Crédits : X-Men Apocalypse

Désormais, « vus la rapidité et l’anonymat avec lesquels quelqu’un peut publier sur Internet, il serait encore plus difficile de limiter la propagation de secrets scientifiques », estime Bostrom. Confronté à la volatilité de l’information, les pouvoirs publics « n’ont pas les moyens de surveillance suffisants pour empêcher à de petits groupes de prendre des initiatives désapprouvées par 99 % de la population mondiale. » C’est le premier symptôme de ce que le chercheur suédois appelle l’état « semi-anarchique » qui caractérise l’époque. Le deuxième est une « gouvernance limitée », et le troisième « une grande disparité d’intérêts ». En cherchant à devenir riche dans leur coin, certains acteurs pourraient par exemple prendre des risques inconsidérés pour la planète entière.

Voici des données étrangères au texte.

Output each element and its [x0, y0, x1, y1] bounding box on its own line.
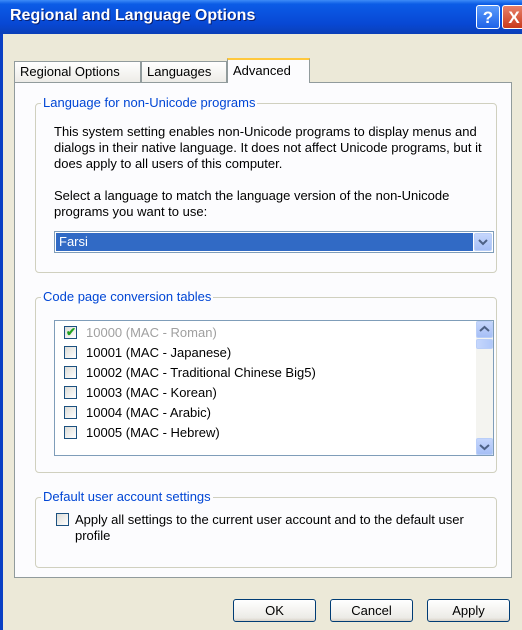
checkbox[interactable] — [64, 366, 77, 379]
title-bar[interactable]: Regional and Language Options ? X — [0, 0, 522, 34]
group-title-non-unicode: Language for non-Unicode programs — [41, 95, 258, 110]
apply-button[interactable]: Apply — [427, 599, 510, 622]
code-page-list[interactable]: ✔ 10000 (MAC - Roman) 10001 (MAC - Japan… — [54, 320, 494, 456]
group-title-default-user: Default user account settings — [41, 489, 213, 504]
tab-advanced[interactable]: Advanced — [227, 58, 310, 83]
help-button[interactable]: ? — [476, 5, 500, 29]
chevron-up-icon — [479, 325, 490, 332]
scroll-down-button[interactable] — [476, 438, 493, 455]
scroll-thumb[interactable] — [476, 339, 493, 349]
apply-default-user-checkbox[interactable] — [56, 513, 69, 526]
cancel-button[interactable]: Cancel — [330, 599, 413, 622]
checkbox[interactable] — [64, 426, 77, 439]
tab-regional-options[interactable]: Regional Options — [14, 61, 141, 83]
non-unicode-description: This system setting enables non-Unicode … — [54, 124, 482, 171]
group-title-code-pages: Code page conversion tables — [41, 289, 214, 304]
non-unicode-prompt: Select a language to match the language … — [54, 188, 450, 219]
code-page-label: 10003 (MAC - Korean) — [86, 385, 217, 400]
language-select-value: Farsi — [56, 233, 473, 251]
language-select[interactable]: Farsi — [54, 231, 494, 253]
code-page-list-scrollbar[interactable] — [476, 321, 493, 455]
dialog-window: Regional and Language Options ? X Region… — [0, 0, 522, 630]
window-title: Regional and Language Options — [10, 7, 256, 24]
checkmark-icon: ✔ — [66, 325, 77, 339]
code-page-label: 10000 (MAC - Roman) — [86, 325, 217, 340]
close-button[interactable]: X — [502, 5, 522, 29]
chevron-down-icon — [478, 239, 488, 246]
chevron-down-icon — [479, 444, 490, 451]
tab-languages[interactable]: Languages — [141, 61, 227, 83]
checkbox[interactable] — [64, 386, 77, 399]
checkbox[interactable] — [64, 346, 77, 359]
code-page-label: 10001 (MAC - Japanese) — [86, 345, 232, 360]
scroll-up-button[interactable] — [476, 321, 493, 338]
checkbox[interactable]: ✔ — [64, 325, 77, 339]
code-page-label: 10002 (MAC - Traditional Chinese Big5) — [86, 365, 316, 380]
apply-default-user-label[interactable]: Apply all settings to the current user a… — [75, 512, 480, 544]
code-page-label: 10005 (MAC - Hebrew) — [86, 425, 220, 440]
code-page-label: 10004 (MAC - Arabic) — [86, 405, 211, 420]
language-select-dropdown-button[interactable] — [474, 233, 492, 251]
ok-button[interactable]: OK — [233, 599, 316, 622]
checkbox[interactable] — [64, 406, 77, 419]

Qui les en empêchera ? Même si son ancienne société de mercenaires, Blackwater, a essuyé un scandale international pour son rôle dans l’assassinat de civils en Irak, Erik Prince continue d’être « partout », d’après un article du New York Times publié en octobre 2018. Après avoir manigancé de longues années pour fonder une armée de l’air privée, le frère de Betsy DeVos tente à présent de convaincre les officiels américains de déléguer ses opérations militaires en Afghanistan à des firmes privées.

Face à de tels acteurs, le monde est vulnérable, pointe Bostrom : « Si le développement technologique continue, il rendra un jour l’anéantissement de la civilisation probable, à moins qu’elle sorte de son état semi-anarchique. » Elle n’avance certes pas complètement à l’aveugle. Pour améliorer la métaphore, « nous pouvons admettre que la couleur des boules est corrélée à une matière, en sorte que nous pourrions avoir une idée de quoi piocher », précise le chercheur en revenant à Motus. Des élastiques pourraient aussi les relier les unes aux autres, une invention pouvant en cacher une autre.

Une suggestion procède de ce modèle : les chercheurs doivent évidemment se laisser le temps de la réflexion – à l’en croire, surtout ceux qui manipulent l’ADN. Pour le reste, la réponse de Bostrom tient en deux mots : gouvernance et surveillance. Afin d’empêcher des acteurs malveillants d’utiliser la technologie à mauvais escient, il imagine un panoptique capable de les repérer tout en protégeant la vie privée. L’IA serait bien sûr mise à profit. Car là où croît le péril, croît aussi ce qui sauve.